Sedangkan ketiga fungsi sosial media massa yang lain kurang mendapat perhatian.
Lebih
jelas Prof. Burhan Bangin, dalam bukunya Sosiologi Komunikasi, mengatakan
keperpihakan media kepada kapitalisme. Saat ini hampir tidak ada lagi media
massa yang tidak dimiliki oleh kapitalis. Dalam arti, media massa digunakan
oleh kekuatan-kekuatan kapital untuk menjadikan media massa sebagai mesin
penciptaan uang dan pelipatgandaan modal. Dengan demikian media massa tidak
bedanya dengan supermarket, pabrik kertas, pabrik uranium, dan sebagainya. Semua elemen media massa,
termasuk orang-orang media massa berfikir untuk melayani kapitalisnya. Ideologi
mereka adalah membuat media massa yang laku dimasyarakat.
Keberpihakan
media massa kepada masyarakat bersifat semu. Bentuk dari keberpihakan ini
adalah dalam bentuk empati, simpati dan berbagai partisipasi kepada masyarakat,
namun ujung-ujungnya adalah juga untuk “ menjual berita “ dan menaikkan rating
untuk kepentingan kapitalis. Kasus yang dapat dilihat dari keberpihakan seperti
ini adalah umpamanya, pemberitaan Tsunami yang melanda Aceh, Nias dan
sekitarnya dalam kemasan berita “ Indonesia Menangis “ dan semacamnya yang
terus menerus di ekspose bahkan sampai pada sisi yang telah meninggalkan hak-hak
sumber berita. Begitu pula fenomena reality show semacam bedah rumah, rezeki
nomplok dan sebagainya. Acara semacam AFI, KDI dan Indonesia Idol, yang
mengekspos kesedihan dan air mata. Acara semacam derap hukum, kriminal dan berbagai sinetron yang mengumbar impati,
simpati dan kontroversi.
Memang
slogan-slogan tentang visi media massa
yang menggaungkan keberpihakan kepada kepentingan umum masih terdengar. Namun
visi tersebut pada akhir-akhir ini tak pernah lagi menunjukkan jati dirinya.

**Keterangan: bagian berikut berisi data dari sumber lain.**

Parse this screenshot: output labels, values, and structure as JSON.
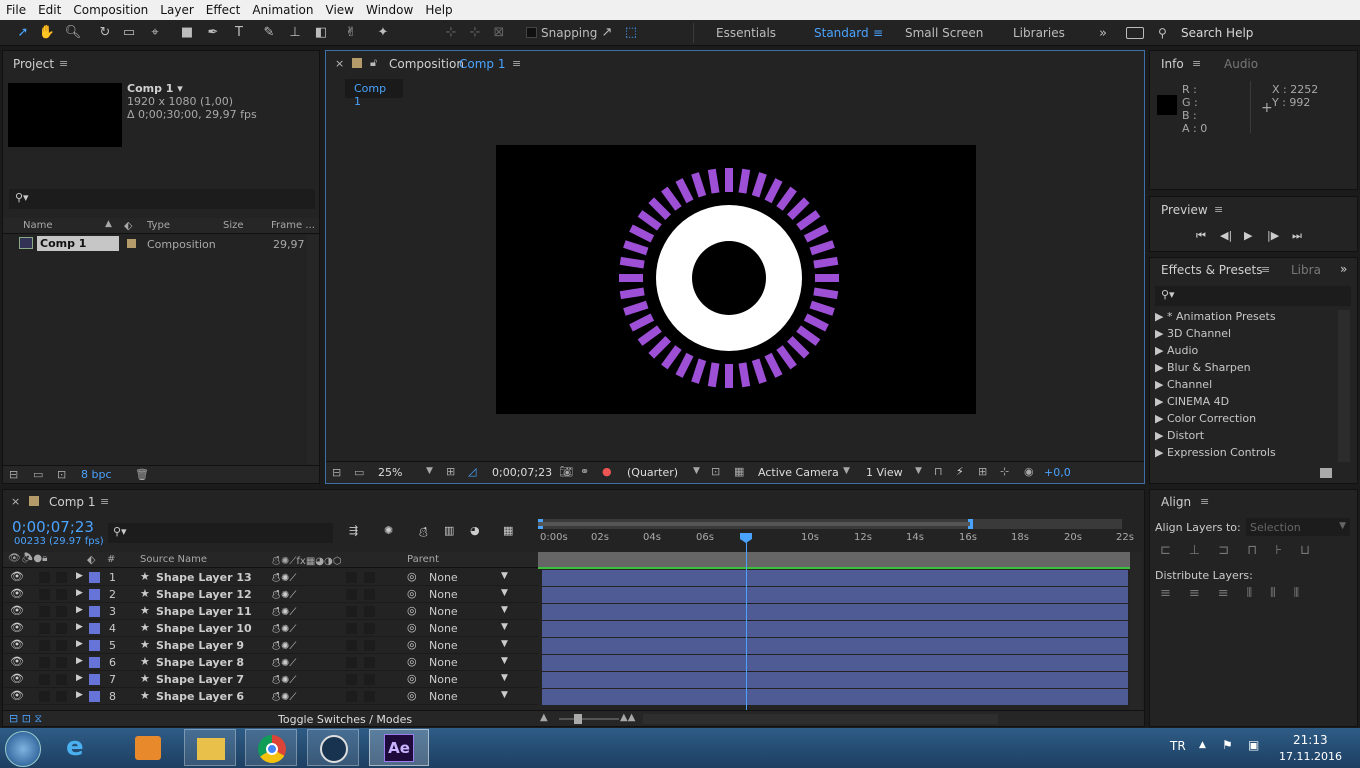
{
  "menu": [
    "File",
    "Edit",
    "Composition",
    "Layer",
    "Effect",
    "Animation",
    "View",
    "Window",
    "Help"
  ],
  "toolbar": {
    "snapping": "Snapping",
    "workspaces": [
      "Essentials",
      "Standard",
      "Small Screen",
      "Libraries"
    ],
    "search": "Search Help"
  },
  "project": {
    "title": "Project",
    "comp_name": "Comp 1 ▾",
    "comp_res": "1920 x 1080 (1,00)",
    "comp_dur": "Δ 0;00;30;00, 29,97 fps",
    "cols": [
      "Name",
      "Type",
      "Size",
      "Frame ..."
    ],
    "item": {
      "name": "Comp 1",
      "type": "Composition",
      "fps": "29,97"
    },
    "bpc": "8 bpc"
  },
  "viewer": {
    "title": "Composition",
    "title_comp": "Comp 1",
    "tab": "Comp 1",
    "zoom": "25%",
    "time": "0;00;07;23",
    "res": "(Quarter)",
    "camera": "Active Camera",
    "views": "1 View",
    "exposure": "+0,0"
  },
  "info": {
    "tabs": [
      "Info",
      "Audio"
    ],
    "r": "R :",
    "g": "G :",
    "b": "B :",
    "a": "A : 0",
    "x": "X : 2252",
    "y": "Y : 992"
  },
  "preview": {
    "title": "Preview"
  },
  "effects": {
    "title": "Effects & Presets",
    "tab2": "Libra",
    "items": [
      "* Animation Presets",
      "3D Channel",
      "Audio",
      "Blur & Sharpen",
      "Channel",
      "CINEMA 4D",
      "Color Correction",
      "Distort",
      "Expression Controls"
    ]
  },
  "timeline": {
    "tab": "Comp 1",
    "timecode": "0;00;07;23",
    "frames": "00233 (29.97 fps)",
    "col_source": "Source Name",
    "col_parent": "Parent",
    "toggle": "Toggle Switches / Modes",
    "ruler": [
      "0:00s",
      "02s",
      "04s",
      "06s",
      "10s",
      "12s",
      "14s",
      "16s",
      "18s",
      "20s",
      "22s"
    ],
    "layers": [
      {
        "n": "1",
        "name": "Shape Layer 13",
        "parent": "None"
      },
      {
        "n": "2",
        "name": "Shape Layer 12",
        "parent": "None"
      },
      {
        "n": "3",
        "name": "Shape Layer 11",
        "parent": "None"
      },
      {
        "n": "4",
        "name": "Shape Layer 10",
        "parent": "None"
      },
      {
        "n": "5",
        "name": "Shape Layer 9",
        "parent": "None"
      },
      {
        "n": "6",
        "name": "Shape Layer 8",
        "parent": "None"
      },
      {
        "n": "7",
        "name": "Shape Layer 7",
        "parent": "None"
      },
      {
        "n": "8",
        "name": "Shape Layer 6",
        "parent": "None"
      }
    ]
  },
  "align": {
    "title": "Align",
    "align_to_label": "Align Layers to:",
    "align_to_value": "Selection",
    "distribute": "Distribute Layers:"
  },
  "taskbar": {
    "lang": "TR",
    "time": "21:13",
    "date": "17.11.2016"
  },
  "colors": {
    "accent": "#2d8ceb",
    "purple": "#9d4fd6",
    "layer": "#4f5b94",
    "label": "#6674d8"
  }
}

Padahal bentuk keberpihakkan kepada kepentingan umum dalam arti sesungguhnya
sebenarnya adalah visi setiap media massa.
Secara
sistematis Paul Johnson, jurnalis dan ahli sejarah Amerika mengidentifikasi ada
7 desa-dosa media massa ( seven deadly sins jurnalism ), yaitu :
1. Distorsi informasi.
Biasanya dilakukan
wartawan dengan menambah atau mengurangi informasi, baik opini maupun fakta,
sehingga tidak lagi sesuai dengan sumbernya.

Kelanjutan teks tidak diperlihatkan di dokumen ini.